The libertarian party in the United States seems less concerned about the deadening of social relationships than about the maximization of individual freedom in the negative sense indicated above.  To quote from their website: “Each individual has the right to control his or her own body, action, speech, and property.  Government’s only role is to help individuals defend themselves from force and fraud.”

You bring up, however, an important point here: the libertarian position understands government as divorced from the individual citizens that adopt and empower it.  To see government as an “abstract bureaucracy” that “deadens our social relationships” is to adopt a political stance that is fundamentally anti-democratic. For at the core of democracy is the recognition that the people are the government and that the institutions we establish are created by us and for our benefit.

This, of course, does not mean that we agree with everything that our government does; but it does mean that if we don’t it is incumbent upon us to work to improve ourselves. The problem comes, as it does now, when improvement for some means to limit government to the defense of individuals against force and fraud. In this case, an argument about a more positive conception of freedom is required. This argument, it seems to me, is best made by asserting the central importance of human interdependence.

Even if we can agree, to quote again from the Libertarian Party website, that “... each individual is unique” and that we “want a system which respects the individual and encourages us to discover the best within ourselves and develop our full potential”, we might disagree that government can play a positive role in both affirming the uniqueness of each and the potential of all.

I believe it can and, for all its limitations, in fact it very often does.

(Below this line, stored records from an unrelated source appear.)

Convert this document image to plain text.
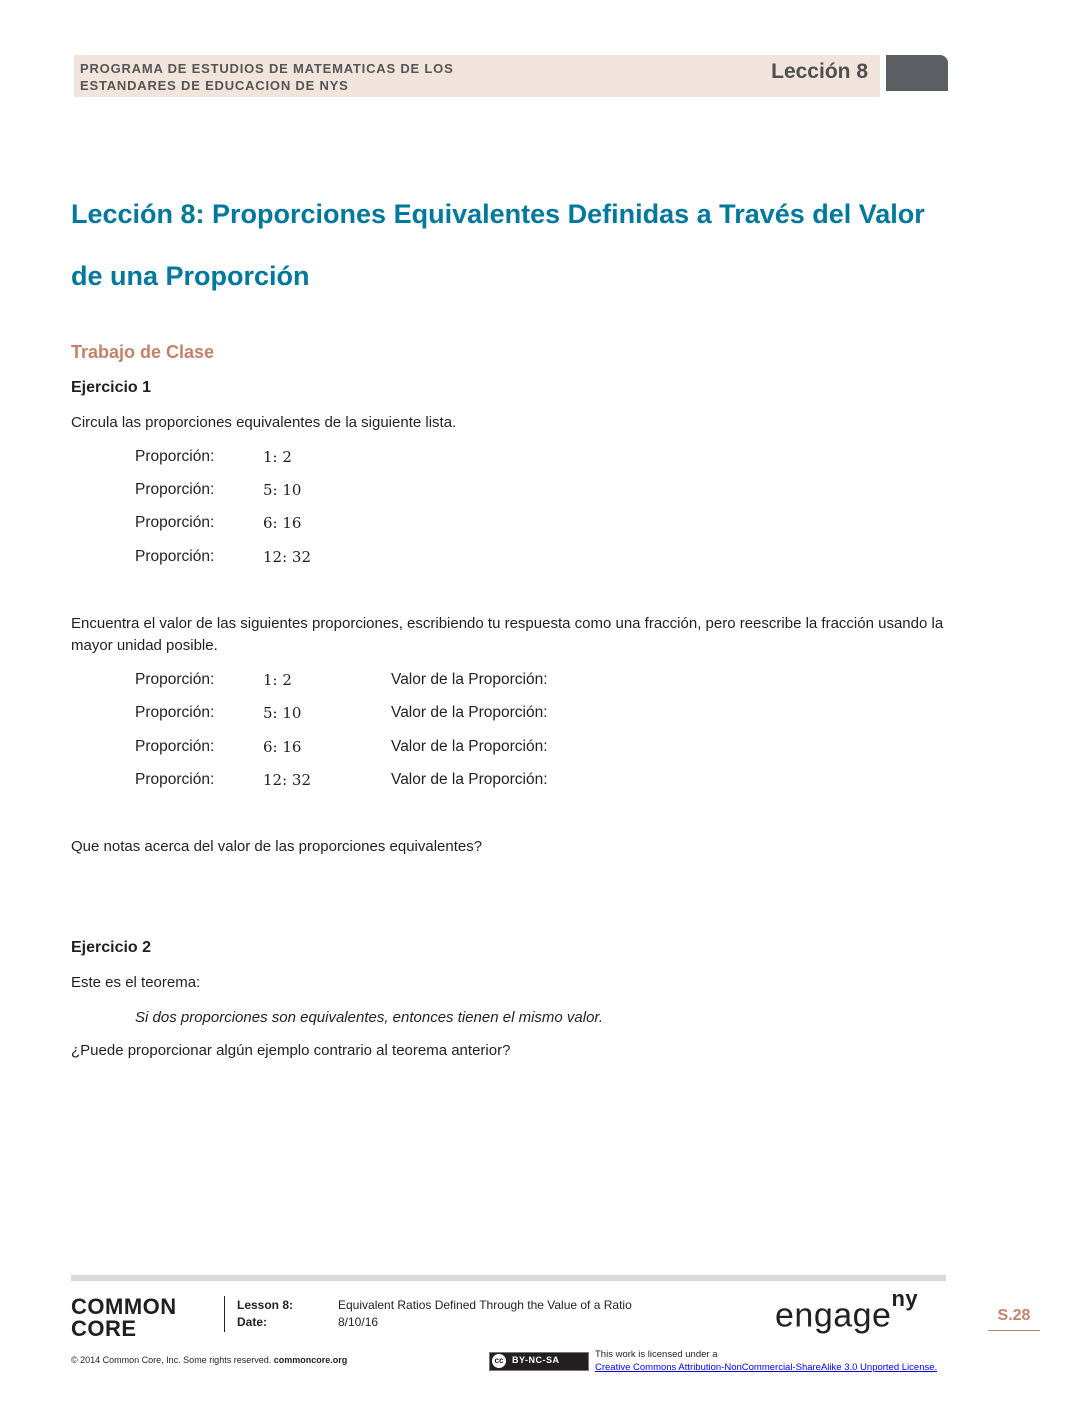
PROGRAMA DE ESTUDIOS DE MATEMATICAS DE LOS
ESTANDARES DE EDUCACION DE NYS
Lección 8
Lección 8: Proporciones Equivalentes Definidas a Través del Valor
de una Proporción
Trabajo de Clase
Ejercicio 1
Circula las proporciones equivalentes de la siguiente lista.
Proporción:	1: 2
Proporción:	5: 10
Proporción:	6: 16
Proporción:	12: 32
Encuentra el valor de las siguientes proporciones, escribiendo tu respuesta como una fracción, pero reescribe la fracción usando la mayor unidad posible.
Proporción:	1: 2	Valor de la Proporción:
Proporción:	5: 10	Valor de la Proporción:
Proporción:	6: 16	Valor de la Proporción:
Proporción:	12: 32	Valor de la Proporción:
Que notas acerca del valor de las proporciones equivalentes?
Ejercicio 2
Este es el teorema:
Si dos proporciones son equivalentes, entonces tienen el mismo valor.
¿Puede proporcionar algún ejemplo contrario al teorema anterior?
COMMON
CORE
Lesson 8:	Equivalent Ratios Defined Through the Value of a Ratio
Date:	8/10/16	engage$^{ny}$
S.28
© 2014 Common Core, Inc. Some rights reserved. commoncore.org	cc BY-NC-SA	This work is licensed under a
Creative Commons Attribution-NonCommercial-ShareAlike 3.0 Unported License.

Posted by Joshua A. Miller
08/25 at 06:43 AM

Chris, I’m sympathetic to this line of inquiry, but I think your response to Brunson may be inaccurate. You write:

“To see government as an “abstract bureaucracy” that “deadens our social relationships” is to adopt a political stance that is fundamentally anti-democratic.”

Yet political theorists on the left and the right have tended to say that, in fact, government -has- become increasingly bureaucratic and increasingly distant from everyday human affairs. What we now speak of when we speak of politics is a kind of partisan cheerleading for different ideological positions, different policy platforms whose planks are not always well-joined, while the actual work of government remains the filling out of forms, the careful gathering of data, and the enforcement of highly technical rules, which our politicians have deputized a vast bureaucracy to accomplish.

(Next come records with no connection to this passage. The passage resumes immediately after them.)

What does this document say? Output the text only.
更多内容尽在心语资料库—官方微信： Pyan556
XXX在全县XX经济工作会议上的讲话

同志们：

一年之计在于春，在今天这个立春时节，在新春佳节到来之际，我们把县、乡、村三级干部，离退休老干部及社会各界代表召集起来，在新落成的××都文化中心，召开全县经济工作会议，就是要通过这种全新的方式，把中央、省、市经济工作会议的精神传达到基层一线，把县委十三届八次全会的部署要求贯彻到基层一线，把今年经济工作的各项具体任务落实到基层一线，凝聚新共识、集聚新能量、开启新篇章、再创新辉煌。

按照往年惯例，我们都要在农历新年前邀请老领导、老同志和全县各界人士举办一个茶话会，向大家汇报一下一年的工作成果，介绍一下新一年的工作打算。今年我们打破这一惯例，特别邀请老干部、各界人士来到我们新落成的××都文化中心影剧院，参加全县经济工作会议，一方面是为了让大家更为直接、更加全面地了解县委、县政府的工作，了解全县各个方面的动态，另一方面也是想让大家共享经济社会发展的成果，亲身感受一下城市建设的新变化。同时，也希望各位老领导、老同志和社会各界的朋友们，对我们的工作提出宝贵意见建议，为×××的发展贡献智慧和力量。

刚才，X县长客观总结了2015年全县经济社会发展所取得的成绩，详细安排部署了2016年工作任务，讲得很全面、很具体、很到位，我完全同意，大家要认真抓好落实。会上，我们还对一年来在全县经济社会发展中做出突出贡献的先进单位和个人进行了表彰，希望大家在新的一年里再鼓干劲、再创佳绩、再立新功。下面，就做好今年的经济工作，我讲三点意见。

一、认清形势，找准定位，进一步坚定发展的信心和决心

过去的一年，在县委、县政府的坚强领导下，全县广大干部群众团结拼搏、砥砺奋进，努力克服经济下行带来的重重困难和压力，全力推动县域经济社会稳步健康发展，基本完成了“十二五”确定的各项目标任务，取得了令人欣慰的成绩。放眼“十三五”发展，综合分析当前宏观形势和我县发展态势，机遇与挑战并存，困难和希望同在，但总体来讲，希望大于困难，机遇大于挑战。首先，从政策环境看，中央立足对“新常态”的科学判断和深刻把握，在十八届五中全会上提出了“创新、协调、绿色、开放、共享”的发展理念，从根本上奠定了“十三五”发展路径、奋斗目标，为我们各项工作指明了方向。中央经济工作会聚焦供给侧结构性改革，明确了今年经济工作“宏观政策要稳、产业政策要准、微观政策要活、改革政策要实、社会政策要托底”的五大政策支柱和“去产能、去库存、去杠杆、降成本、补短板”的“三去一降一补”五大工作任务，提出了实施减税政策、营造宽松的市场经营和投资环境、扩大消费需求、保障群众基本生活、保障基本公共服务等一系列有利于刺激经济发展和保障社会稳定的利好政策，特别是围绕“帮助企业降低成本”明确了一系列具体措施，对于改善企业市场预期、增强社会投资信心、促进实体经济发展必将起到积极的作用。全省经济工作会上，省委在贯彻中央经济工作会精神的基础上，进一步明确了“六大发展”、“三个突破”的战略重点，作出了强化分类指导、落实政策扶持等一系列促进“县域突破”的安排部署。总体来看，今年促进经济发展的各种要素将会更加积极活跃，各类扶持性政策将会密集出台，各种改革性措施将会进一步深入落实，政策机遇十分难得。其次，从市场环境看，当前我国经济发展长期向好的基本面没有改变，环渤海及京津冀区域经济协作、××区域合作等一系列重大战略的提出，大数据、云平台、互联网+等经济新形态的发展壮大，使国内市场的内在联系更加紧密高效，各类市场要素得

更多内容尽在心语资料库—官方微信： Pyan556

This fact about the world is fundamentally anti-democratic, but it is possible to adopt a stance vis-a-vis the fact of bureaucracy that -is- democratic: specifically, to wish to submit more of our decisions to forms of accountability like the town halls. Yet I’m really -not- sure we should want to take back the authority we have granted to bureaucracy, which is fairer and more efficient than our messy political life or the frequently ignorant citizens who most wish to steer it. My own small-d democratic posture is one that feels very awkward, uncertain, and poorly grounded. That I continue to hold this posture in the face of evidence is perhaps the least rational thing about me!

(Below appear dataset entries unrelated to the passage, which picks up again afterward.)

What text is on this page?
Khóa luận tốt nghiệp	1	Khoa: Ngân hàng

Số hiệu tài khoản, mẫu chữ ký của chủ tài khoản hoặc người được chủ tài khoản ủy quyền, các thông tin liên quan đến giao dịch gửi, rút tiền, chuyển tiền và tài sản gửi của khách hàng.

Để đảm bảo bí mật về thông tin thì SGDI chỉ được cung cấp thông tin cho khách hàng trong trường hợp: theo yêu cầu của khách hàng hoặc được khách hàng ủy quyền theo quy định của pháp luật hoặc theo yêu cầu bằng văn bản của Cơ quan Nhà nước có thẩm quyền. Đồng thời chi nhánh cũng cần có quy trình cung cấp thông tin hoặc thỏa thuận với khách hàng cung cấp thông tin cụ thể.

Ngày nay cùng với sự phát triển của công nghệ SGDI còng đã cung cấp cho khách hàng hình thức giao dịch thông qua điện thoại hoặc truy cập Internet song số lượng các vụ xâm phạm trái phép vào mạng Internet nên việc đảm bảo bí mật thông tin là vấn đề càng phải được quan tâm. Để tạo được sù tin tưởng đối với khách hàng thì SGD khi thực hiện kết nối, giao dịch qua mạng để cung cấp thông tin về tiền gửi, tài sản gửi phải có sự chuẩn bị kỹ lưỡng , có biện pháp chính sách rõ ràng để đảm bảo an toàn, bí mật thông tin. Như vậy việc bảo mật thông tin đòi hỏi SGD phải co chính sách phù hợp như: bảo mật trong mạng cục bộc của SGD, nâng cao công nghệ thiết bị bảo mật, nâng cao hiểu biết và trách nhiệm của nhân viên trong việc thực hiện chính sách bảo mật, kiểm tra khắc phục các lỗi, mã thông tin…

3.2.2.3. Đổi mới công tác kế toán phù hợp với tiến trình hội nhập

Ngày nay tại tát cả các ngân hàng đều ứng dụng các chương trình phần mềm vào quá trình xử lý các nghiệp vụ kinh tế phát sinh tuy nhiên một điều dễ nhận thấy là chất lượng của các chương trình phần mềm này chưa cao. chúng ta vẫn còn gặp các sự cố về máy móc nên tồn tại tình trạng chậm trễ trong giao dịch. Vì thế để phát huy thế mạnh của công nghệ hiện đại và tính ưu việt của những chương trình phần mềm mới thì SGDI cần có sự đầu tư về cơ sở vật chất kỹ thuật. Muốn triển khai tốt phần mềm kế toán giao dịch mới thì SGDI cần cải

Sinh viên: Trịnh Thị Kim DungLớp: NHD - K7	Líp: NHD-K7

Posted by .(JavaScript must be enabled to view this email address)
08/25 at 02:17 PM

Nowhere has democracy ever worked well without a great measure of local self-government, providing a school of political training for the people at large as much as for their future leaders.  It is only where responsibility can be learnt and practised in affairs with which most people are familiar, where it is the awareness of one’s neighbour rather than some theoretical knowledge of the needs of other people which guides action, that the ordinary man can take a really part in public affairs because they concern the world he knows.  Where the scope of political measures become so large the the necessary knowledge is almost exclusively possessed by the bureaucracy, the creative impulses of the private person must flag.